Зато в Америке его никто не знал и знать не хотел. Ее культурный мир оказался полностью самодостаточным – в его театральном небе сияли другие светила, их вполне и даже с избытком хватало для удовлетворения местной потребности в духовной пище.
Под давлением жестокой реальности мои растерянные земляки, еще вчера полные уверенности в себе, постепенно оставляли заботу о несовершенстве мирового устройства, и начинали лихорадочно заниматься собственным устройством, что зачастую оказывалось задачей столь же невыполнимой.
Как-то ко мне на репетицию пришел известный в московском киномире режиссер Гена Габай. Он сел в кресло рядом со мной в последнем ряду и все три репетиционных часа, не произнеся ни слова, просидел, неотрывно глядя на сцену единственным глазом – второй был скрыт за черным наглазником, совсем как у Моше Даяна. По окончании сценического действа он некоторое время продолжал молча сидеть, пока я с трепетом ожидала его суждения, – я тогда еще верила в справедливые оценки своих российских коллег.
«Да, – произнес, наконец, Габай, поднимаясь с кресла. – Вот оно что…»
Тут он замолк, а я, волнуясь, продолжала ожидать, что он скажет. И он сказал:
«Так они, значит, пьесы берут! А я-то, дурак, чем занимаюсь!»
И, даже не попрощавшись, ушел, обдумывая, какие он мог бы написать пьесы и какие бы тогда открылись перед ним новые перспективы. Не знаю, написал ли он в Нью-Йорке пьесы, знаю только, что поставить ему не удалось ничего – «они» ведь и пьес не брали! То что «они» взяли мои пьесы было просто чудом. Напоминанием, что моя, хоть и маленькая, но неукротимая власть над миром, оказалась дееспособной и на новом континенте!
Раздел первый. В зеркале
Корней Чуковский и Лиля Брик
Хождение по театральным мукам не было началом моего литературного пути. Началом было мое знакомство с Корнеем Ивановичем Чуковским, к которому я попала чудом. Моя школьная подруга Лина работала в каком-то химико-технологическом институте вместе с его внучкой Люшей, и та по ее просьбе устроила мне визит к своему всемогущему деду. Когда по прошествии полувека я попыталась напомнить об этом Люше, она была крайне удивлена, – она знала, что К. И. высоко ценил мой перевод из Уайльда, но понятия не имела о той роли, какую она, Люша, сыграла в моей жизни. То, что произошло со мной после моего первого драматического визита в переделкинский дом К. И. было прижизненной реализацией сказки о Золушке, только я тогда этого совершенно не понимала. Я была еще очень молодая и, закусив удила, мчалась по стремительно стелющимся мне под ноги тропинкам своей судьбы, не слишком раздумывая о том, куда эти тропинки ведут. Все было так ослепительно весело и ярко, люди и события так круто завихрялись вокруг, что некогда было вдумываться в смысл разворачивающегося вокруг действа.

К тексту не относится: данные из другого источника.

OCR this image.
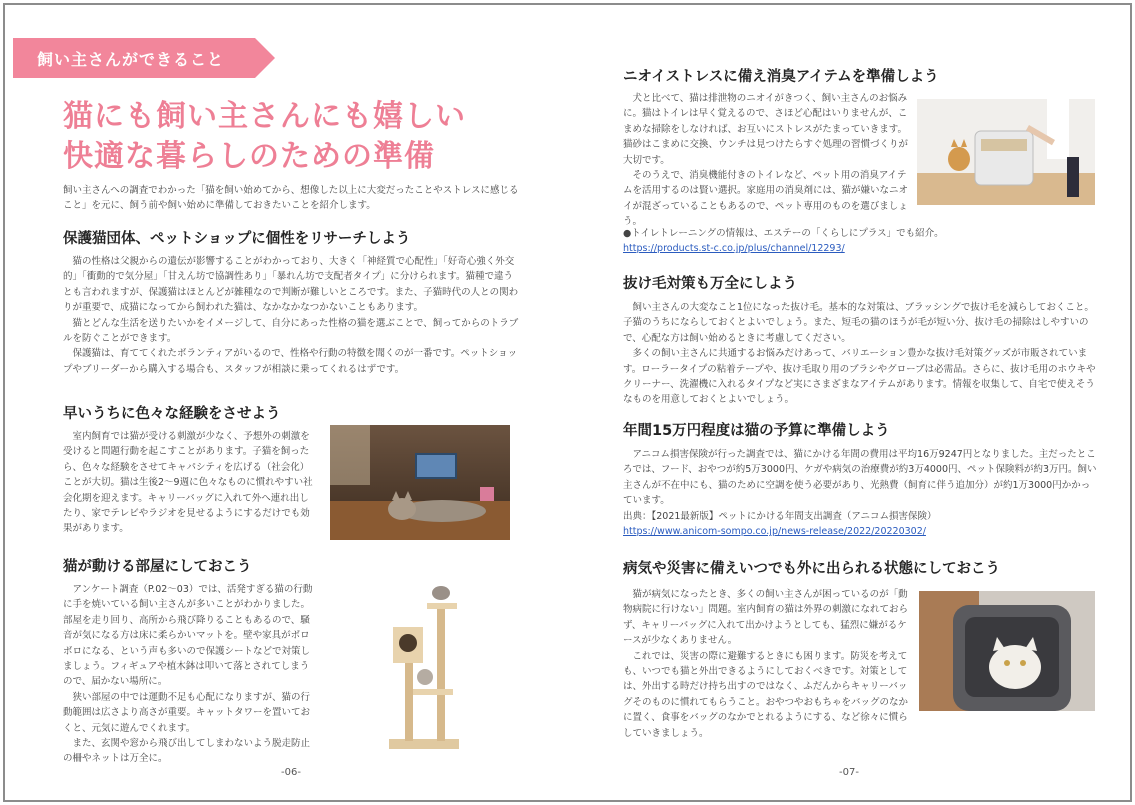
飼い主さんができること
猫にも飼い主さんにも嬉しい
快適な暮らしのための準備
飼い主さんへの調査でわかった「猫を飼い始めてから、想像した以上に大変だったことやストレスに感じること」を元に、飼う前や飼い始めに準備しておきたいことを紹介します。
保護猫団体、ペットショップに個性をリサーチしよう

猫の性格は父親からの遺伝が影響することがわかっており、大きく「神経質で心配性」「好奇心強く外交的」「衝動的で気分屋」「甘えん坊で協調性あり」「暴れん坊で支配者タイプ」に分けられます。猫種で違うとも言われますが、保護猫はほとんどが雑種なので判断が難しいところです。また、子猫時代の人との関わりが重要で、成猫になってから飼われた猫は、なかなかなつかないこともあります。

猫とどんな生活を送りたいかをイメージして、自分にあった性格の猫を選ぶことで、飼ってからのトラブルを防ぐことができます。

保護猫は、育ててくれたボランティアがいるので、性格や行動の特徴を聞くのが一番です。ペットショップやブリーダーから購入する場合も、スタッフが相談に乗ってくれるはずです。

早いうちに色々な経験をさせよう

室内飼育では猫が受ける刺激が少なく、予想外の刺激を受けると問題行動を起こすことがあります。子猫を飼ったら、色々な経験をさせてキャパシティを広げる（社会化）ことが大切。猫は生後2〜9週に色々なものに慣れやすい社会化期を迎えます。キャリーバッグに入れて外へ連れ出したり、家でテレビやラジオを見せるようにするだけでも効果があります。

猫が動ける部屋にしておこう

アンケート調査（P.02〜03）では、活発すぎる猫の行動に手を焼いている飼い主さんが多いことがわかりました。部屋を走り回り、高所から飛び降りることもあるので、騒音が気になる方は床に柔らかいマットを。壁や家具がボロボロになる、という声も多いので保護シートなどで対策しましょう。フィギュアや植木鉢は叩いて落とされてしまうので、届かない場所に。

狭い部屋の中では運動不足も心配になりますが、猫の行動範囲は広さより高さが重要。キャットタワーを置いておくと、元気に遊んでくれます。

また、玄関や窓から飛び出してしまわないよう脱走防止の柵やネットは万全に。

-06-
ニオイストレスに備え消臭アイテムを準備しよう

犬と比べて、猫は排泄物のニオイがきつく、飼い主さんのお悩みに。猫はトイレは早く覚えるので、さほど心配はいりませんが、こまめな掃除をしなければ、お互いにストレスがたまっていきます。猫砂はこまめに交換、ウンチは見つけたらすぐ処理の習慣づくりが大切です。

そのうえで、消臭機能付きのトイレなど、ペット用の消臭アイテムを活用するのは賢い選択。家庭用の消臭剤には、猫が嫌いなニオイが混ざっていることもあるので、ペット専用のものを選びましょう。

●トイレトレーニングの情報は、エステーの「くらしにプラス」でも紹介。

https://products.st-c.co.jp/plus/channel/12293/

抜け毛対策も万全にしよう

飼い主さんの大変なこと1位になった抜け毛。基本的な対策は、ブラッシングで抜け毛を減らしておくこと。子猫のうちにならしておくとよいでしょう。また、短毛の猫のほうが毛が短い分、抜け毛の掃除はしやすいので、心配な方は飼い始めるときに考慮してください。

多くの飼い主さんに共通するお悩みだけあって、バリエーション豊かな抜け毛対策グッズが市販されています。ローラータイプの粘着テープや、抜け毛取り用のブラシやグローブは必需品。さらに、抜け毛用のホウキやクリーナー、洗濯機に入れるタイプなど実にさまざまなアイテムがあります。情報を収集して、自宅で使えそうなものを用意しておくとよいでしょう。

年間15万円程度は猫の予算に準備しよう

アニコム損害保険が行った調査では、猫にかける年間の費用は平均16万9247円となりました。主だったところでは、フード、おやつが約5万3000円、ケガや病気の治療費が約3万4000円、ペット保険料が約3万円。飼い主さんが不在中にも、猫のために空調を使う必要があり、光熱費（飼育に伴う追加分）が約1万3000円かかっています。

出典：【2021最新版】ペットにかける年間支出調査（アニコム損害保険）

https://www.anicom-sompo.co.jp/news-release/2022/20220302/

病気や災害に備えいつでも外に出られる状態にしておこう

猫が病気になったとき、多くの飼い主さんが困っているのが「動物病院に行けない」問題。室内飼育の猫は外界の刺激になれておらず、キャリーバッグに入れて出かけようとしても、猛烈に嫌がるケースが少なくありません。

これでは、災害の際に避難するときにも困ります。防災を考えても、いつでも猫と外出できるようにしておくべきです。対策としては、外出する時だけ持ち出すのではなく、ふだんからキャリーバッグそのものに慣れてもらうこと。おやつやおもちゃをバッグのなかに置く、食事をバッグのなかでとれるようにする、など徐々に慣らしていきましょう。

-07-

Чудеса начались с того момента, когда нам с Воронелем удалось прорваться в Москву. Весь предыдущий год, сразу по окончании университета, мы прожили в забытом Богом городишке Саранске, столице мордовской автономной республики. В Саранск нам посчастливилось пристроиться после недолгих, но изматывающих душу игр с Министерством просвещения, пытавшегося загнать Сашу учителем физики в памирский аул, в который от последней остановки автобуса нужно было добираться 120 км верхом на осле. Нельзя сказать, что голодный центр Мордовии, средоточия политических лагерей строгого режима, выглядел райским местом. Впрочем, о лагерях мы тогда понятия не имели, но всей кожей чувствовали гнетущую атмосферу тоски и отчаяния, до крыш заполняющую невзрачные улочки нашего временного прибежища.
Как потом оказалось, именно в это время, именно в этом, с позволения сказать, городе томился в ссылке знаменитый культуролог Михаил Бахтин. Но никто из нашего окружения о нем и слыхом не слыхал, да и имени его тогда никто не знал, так что мы даже не заподозрили, что где-то совсем рядом, в непроглядной стуже убогого саранского существования теплится огонек истинной творческой мысли.
Условия для творческой мысли были хуже некуда. Год шел 1955-й, друг детей товарищ Сталин умер совсем недавно, и еще очень немногие успели это осознать, тем более, что жизнь в стране продолжала катиться по рельсам, проложенным покойником хорошо и надежно. На полках магазинов столичного города Саранска не было никаких продуктов, и каждое утро, задолго до рассвета, у дверей булочных собирались огромные очереди, дожидающиеся открытия, чтобы с боем рвать друг у друга буханки кислого черного хлеба, самой съедобной составляющей которого были непропеченные комья холодной скользкой картошки. Лица у людей были изможденные и озлобленные, глаза без блеска, кожа без румянца.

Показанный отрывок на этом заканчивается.